Le cancer de l’ovaire, à 90% d’origine épithéliale, est de loin la tumeur gynécologique ayant la plus forte mortalité dans les pays industrialisés. En Europe, environ 65 000 femmes en sont atteintes chaque année et environ 42 000 en meurent. Malheureusement, dans environ deux tiers des cas, le diagnostic continue d’être posé à des stades avancés (FIGO III, IV), lorsque la maladie a déjà pu se propager en dehors du pelvis. Dans ce cas, la survie à 5 ans n’est que d’environ 20-30% [2]. Malheureusement, nous ne disposons pas d’examens de dépistage qui permettraient d’améliorer le pronostic (par ex. échographie transvaginale, dosage des marqueurs tumoraux [CA-125]) [3]. Des approches thérapeutiques optimisées sont mises en œuvre pour améliorer le pronostic des femmes atteintes d’un cancer de l’ovaire. Il reste beaucoup à faire dans ce domaine.
Traitement primaire
Chirurgie ou chimiothérapie : que faire en premier ? La chirurgie cytoréductrice maximale visant à obtenir une absence macroscopique de tumeur à la fin de l’opération est essentielle pour le pronostic [4].

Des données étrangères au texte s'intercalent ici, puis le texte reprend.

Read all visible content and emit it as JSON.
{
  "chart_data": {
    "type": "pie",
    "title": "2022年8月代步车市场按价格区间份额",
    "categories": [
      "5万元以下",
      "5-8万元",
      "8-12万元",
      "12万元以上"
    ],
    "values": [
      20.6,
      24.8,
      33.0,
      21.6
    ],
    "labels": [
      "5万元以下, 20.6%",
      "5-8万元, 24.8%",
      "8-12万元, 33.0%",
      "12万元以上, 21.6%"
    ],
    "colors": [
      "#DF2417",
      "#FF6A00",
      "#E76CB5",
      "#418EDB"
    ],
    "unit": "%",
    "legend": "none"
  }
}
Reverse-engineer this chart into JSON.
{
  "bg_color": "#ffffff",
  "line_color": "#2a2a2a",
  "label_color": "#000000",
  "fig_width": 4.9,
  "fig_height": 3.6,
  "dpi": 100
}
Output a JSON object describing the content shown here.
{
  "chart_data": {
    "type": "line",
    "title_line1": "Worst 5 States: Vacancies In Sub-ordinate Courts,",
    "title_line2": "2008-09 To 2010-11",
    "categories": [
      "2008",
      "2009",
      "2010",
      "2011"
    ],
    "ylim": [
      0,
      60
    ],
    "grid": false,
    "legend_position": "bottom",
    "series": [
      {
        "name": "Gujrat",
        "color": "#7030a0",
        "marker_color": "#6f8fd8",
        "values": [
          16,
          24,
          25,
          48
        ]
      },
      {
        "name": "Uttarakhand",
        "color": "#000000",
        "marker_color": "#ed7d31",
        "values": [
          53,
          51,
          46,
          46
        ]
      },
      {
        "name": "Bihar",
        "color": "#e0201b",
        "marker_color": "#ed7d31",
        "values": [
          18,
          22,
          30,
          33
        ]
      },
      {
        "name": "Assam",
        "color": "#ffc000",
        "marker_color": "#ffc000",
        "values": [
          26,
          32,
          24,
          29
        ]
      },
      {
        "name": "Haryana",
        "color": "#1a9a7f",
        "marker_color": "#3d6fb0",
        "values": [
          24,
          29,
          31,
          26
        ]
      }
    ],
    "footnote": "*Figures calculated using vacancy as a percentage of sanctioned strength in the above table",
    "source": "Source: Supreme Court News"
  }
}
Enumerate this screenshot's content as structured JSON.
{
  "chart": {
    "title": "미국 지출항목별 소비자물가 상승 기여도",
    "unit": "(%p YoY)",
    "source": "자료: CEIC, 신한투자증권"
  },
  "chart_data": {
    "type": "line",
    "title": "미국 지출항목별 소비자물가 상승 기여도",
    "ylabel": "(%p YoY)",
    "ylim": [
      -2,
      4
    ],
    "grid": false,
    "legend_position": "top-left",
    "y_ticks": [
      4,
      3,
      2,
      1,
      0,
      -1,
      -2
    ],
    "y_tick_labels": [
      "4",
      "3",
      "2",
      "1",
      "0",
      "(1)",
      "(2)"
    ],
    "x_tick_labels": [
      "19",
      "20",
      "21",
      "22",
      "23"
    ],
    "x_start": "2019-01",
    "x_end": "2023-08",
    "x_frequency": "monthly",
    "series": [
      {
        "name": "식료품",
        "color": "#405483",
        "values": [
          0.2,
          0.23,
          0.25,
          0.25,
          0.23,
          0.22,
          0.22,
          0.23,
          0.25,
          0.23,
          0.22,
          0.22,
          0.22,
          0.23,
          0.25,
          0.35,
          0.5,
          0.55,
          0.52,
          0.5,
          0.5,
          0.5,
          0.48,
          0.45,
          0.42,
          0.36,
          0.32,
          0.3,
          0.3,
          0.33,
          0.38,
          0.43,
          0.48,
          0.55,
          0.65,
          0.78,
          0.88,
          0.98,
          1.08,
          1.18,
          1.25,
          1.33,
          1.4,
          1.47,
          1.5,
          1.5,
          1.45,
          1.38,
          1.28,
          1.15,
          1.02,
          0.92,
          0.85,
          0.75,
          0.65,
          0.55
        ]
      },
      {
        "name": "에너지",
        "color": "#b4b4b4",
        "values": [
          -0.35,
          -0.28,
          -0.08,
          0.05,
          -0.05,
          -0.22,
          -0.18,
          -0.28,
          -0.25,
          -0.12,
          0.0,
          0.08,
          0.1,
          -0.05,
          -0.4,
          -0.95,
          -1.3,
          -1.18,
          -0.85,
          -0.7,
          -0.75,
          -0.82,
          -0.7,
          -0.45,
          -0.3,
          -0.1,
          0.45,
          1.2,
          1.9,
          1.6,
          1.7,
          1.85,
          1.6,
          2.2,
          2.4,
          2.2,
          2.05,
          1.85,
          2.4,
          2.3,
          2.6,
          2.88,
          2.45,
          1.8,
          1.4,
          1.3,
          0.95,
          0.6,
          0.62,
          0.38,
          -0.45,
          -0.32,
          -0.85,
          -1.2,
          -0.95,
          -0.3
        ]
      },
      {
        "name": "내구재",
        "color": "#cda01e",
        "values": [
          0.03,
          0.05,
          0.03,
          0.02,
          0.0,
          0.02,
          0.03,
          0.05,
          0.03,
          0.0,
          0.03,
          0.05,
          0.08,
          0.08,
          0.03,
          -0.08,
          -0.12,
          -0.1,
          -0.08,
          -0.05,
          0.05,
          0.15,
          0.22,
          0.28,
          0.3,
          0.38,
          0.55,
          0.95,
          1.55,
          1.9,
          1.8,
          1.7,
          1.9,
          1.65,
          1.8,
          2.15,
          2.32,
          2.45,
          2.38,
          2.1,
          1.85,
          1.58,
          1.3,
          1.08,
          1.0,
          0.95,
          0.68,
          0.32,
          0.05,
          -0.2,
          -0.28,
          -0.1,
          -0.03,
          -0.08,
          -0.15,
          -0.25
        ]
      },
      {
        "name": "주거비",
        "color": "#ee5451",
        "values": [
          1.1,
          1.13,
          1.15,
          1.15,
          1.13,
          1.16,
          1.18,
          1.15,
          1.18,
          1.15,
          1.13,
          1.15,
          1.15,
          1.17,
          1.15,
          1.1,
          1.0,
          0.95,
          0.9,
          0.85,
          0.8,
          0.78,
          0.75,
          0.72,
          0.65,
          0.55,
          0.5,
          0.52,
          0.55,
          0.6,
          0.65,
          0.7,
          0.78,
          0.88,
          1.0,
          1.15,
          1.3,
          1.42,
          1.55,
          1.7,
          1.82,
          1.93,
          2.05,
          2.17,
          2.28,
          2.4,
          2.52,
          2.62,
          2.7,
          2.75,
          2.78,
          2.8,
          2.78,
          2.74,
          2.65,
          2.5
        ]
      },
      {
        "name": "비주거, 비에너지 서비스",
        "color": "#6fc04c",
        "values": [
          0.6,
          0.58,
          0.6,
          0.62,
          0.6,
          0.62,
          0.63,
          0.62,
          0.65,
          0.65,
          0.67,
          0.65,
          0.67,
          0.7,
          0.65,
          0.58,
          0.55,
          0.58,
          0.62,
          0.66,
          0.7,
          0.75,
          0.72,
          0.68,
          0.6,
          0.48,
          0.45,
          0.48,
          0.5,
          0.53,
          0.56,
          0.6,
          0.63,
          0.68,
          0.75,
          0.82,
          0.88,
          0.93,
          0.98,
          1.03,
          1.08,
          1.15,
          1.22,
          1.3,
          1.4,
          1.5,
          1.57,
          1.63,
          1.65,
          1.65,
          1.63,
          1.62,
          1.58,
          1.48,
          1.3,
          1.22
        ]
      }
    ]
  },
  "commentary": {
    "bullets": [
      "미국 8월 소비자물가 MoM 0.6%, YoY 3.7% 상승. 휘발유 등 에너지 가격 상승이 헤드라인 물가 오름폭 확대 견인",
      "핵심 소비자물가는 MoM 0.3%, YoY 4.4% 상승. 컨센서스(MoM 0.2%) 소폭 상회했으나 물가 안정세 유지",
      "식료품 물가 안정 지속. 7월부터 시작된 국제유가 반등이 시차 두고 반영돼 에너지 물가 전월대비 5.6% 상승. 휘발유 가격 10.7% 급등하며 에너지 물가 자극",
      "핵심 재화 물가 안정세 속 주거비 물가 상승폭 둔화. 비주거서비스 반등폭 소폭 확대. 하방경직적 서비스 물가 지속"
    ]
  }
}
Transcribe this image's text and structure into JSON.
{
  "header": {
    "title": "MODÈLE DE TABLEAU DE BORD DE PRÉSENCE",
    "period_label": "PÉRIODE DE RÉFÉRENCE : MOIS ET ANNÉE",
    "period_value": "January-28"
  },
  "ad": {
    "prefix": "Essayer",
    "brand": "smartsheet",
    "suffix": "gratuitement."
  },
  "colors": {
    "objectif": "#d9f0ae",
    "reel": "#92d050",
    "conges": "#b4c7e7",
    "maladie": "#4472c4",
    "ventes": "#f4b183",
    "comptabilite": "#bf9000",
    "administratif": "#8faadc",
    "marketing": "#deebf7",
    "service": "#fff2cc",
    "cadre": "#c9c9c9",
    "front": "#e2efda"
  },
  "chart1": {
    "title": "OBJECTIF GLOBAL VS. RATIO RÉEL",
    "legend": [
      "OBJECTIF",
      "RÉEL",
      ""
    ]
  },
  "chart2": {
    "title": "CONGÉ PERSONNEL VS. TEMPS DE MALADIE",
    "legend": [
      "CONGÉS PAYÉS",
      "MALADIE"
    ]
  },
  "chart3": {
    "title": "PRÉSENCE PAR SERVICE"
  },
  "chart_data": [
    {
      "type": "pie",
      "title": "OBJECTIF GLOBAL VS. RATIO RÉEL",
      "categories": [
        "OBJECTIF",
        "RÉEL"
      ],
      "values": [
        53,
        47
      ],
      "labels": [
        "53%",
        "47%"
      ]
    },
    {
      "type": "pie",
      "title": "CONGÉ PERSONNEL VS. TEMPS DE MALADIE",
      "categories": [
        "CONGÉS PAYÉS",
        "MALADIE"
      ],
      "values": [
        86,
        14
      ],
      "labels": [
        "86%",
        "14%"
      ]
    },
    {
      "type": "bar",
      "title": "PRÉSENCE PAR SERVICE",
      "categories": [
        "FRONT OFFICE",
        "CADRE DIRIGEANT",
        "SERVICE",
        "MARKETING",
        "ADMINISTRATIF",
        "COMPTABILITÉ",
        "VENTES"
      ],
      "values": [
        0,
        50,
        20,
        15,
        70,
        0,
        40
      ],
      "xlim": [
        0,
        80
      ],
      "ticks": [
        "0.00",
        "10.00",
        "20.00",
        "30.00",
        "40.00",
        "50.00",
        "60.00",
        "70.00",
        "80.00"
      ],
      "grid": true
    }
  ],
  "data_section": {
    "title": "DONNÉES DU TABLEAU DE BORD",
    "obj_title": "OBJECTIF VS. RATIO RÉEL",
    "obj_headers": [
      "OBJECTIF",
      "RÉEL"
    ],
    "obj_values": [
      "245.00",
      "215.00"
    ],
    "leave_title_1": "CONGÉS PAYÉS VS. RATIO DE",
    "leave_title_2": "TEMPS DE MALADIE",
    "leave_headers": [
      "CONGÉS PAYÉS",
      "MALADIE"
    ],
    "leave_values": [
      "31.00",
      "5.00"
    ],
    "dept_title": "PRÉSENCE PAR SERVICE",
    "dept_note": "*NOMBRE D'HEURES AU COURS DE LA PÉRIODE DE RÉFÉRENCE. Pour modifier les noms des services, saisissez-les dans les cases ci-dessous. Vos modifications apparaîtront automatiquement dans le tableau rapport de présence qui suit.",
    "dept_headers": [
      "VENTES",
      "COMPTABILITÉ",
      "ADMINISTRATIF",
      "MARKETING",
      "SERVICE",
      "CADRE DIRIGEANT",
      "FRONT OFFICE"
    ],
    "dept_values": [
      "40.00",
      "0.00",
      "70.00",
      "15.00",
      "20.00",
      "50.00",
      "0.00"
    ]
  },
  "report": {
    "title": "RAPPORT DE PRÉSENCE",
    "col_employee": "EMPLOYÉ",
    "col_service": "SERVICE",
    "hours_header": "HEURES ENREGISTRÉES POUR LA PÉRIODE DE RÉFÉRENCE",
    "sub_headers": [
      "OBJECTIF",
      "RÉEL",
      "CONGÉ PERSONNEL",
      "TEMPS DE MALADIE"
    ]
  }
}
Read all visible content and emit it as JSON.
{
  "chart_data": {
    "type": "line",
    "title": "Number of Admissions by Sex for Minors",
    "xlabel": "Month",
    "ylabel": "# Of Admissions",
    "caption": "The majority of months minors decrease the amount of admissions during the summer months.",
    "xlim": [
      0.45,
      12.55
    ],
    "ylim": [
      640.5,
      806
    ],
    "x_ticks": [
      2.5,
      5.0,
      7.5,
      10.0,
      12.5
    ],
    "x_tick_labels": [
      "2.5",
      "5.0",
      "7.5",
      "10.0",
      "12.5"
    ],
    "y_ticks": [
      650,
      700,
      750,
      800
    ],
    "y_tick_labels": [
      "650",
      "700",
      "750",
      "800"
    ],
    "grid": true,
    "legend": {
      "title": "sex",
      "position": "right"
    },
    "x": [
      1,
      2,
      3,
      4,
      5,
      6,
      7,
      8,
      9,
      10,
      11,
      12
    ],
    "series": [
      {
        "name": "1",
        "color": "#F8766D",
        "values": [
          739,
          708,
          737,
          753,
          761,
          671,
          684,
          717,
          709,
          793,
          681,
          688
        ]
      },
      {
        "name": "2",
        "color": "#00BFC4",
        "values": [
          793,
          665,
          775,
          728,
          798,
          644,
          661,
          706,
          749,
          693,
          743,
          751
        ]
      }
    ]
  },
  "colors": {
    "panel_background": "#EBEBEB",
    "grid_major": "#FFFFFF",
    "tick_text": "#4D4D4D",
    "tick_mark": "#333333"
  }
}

En 2019, les résultats (attendus depuis longtemps) de l’étude LION [5] ont été publiés. Cette étude a examiné la valeur de la lymphadénectomie de routine dans le cancer de l’ovaire avancé (fig. 1). Cette étude randomisée n’a montré aucune différence en termes de PFS ou d’OS. La lymphadénectomie paraaortique et pelvienne systématique en cas de ganglions lymphatiques normaux en pré- et peropératoire en cas de résection complète n’est donc plus recommandée. Dans les stades avancés, la norme est une chimiothérapie additive avec du carboplatine et du taxol.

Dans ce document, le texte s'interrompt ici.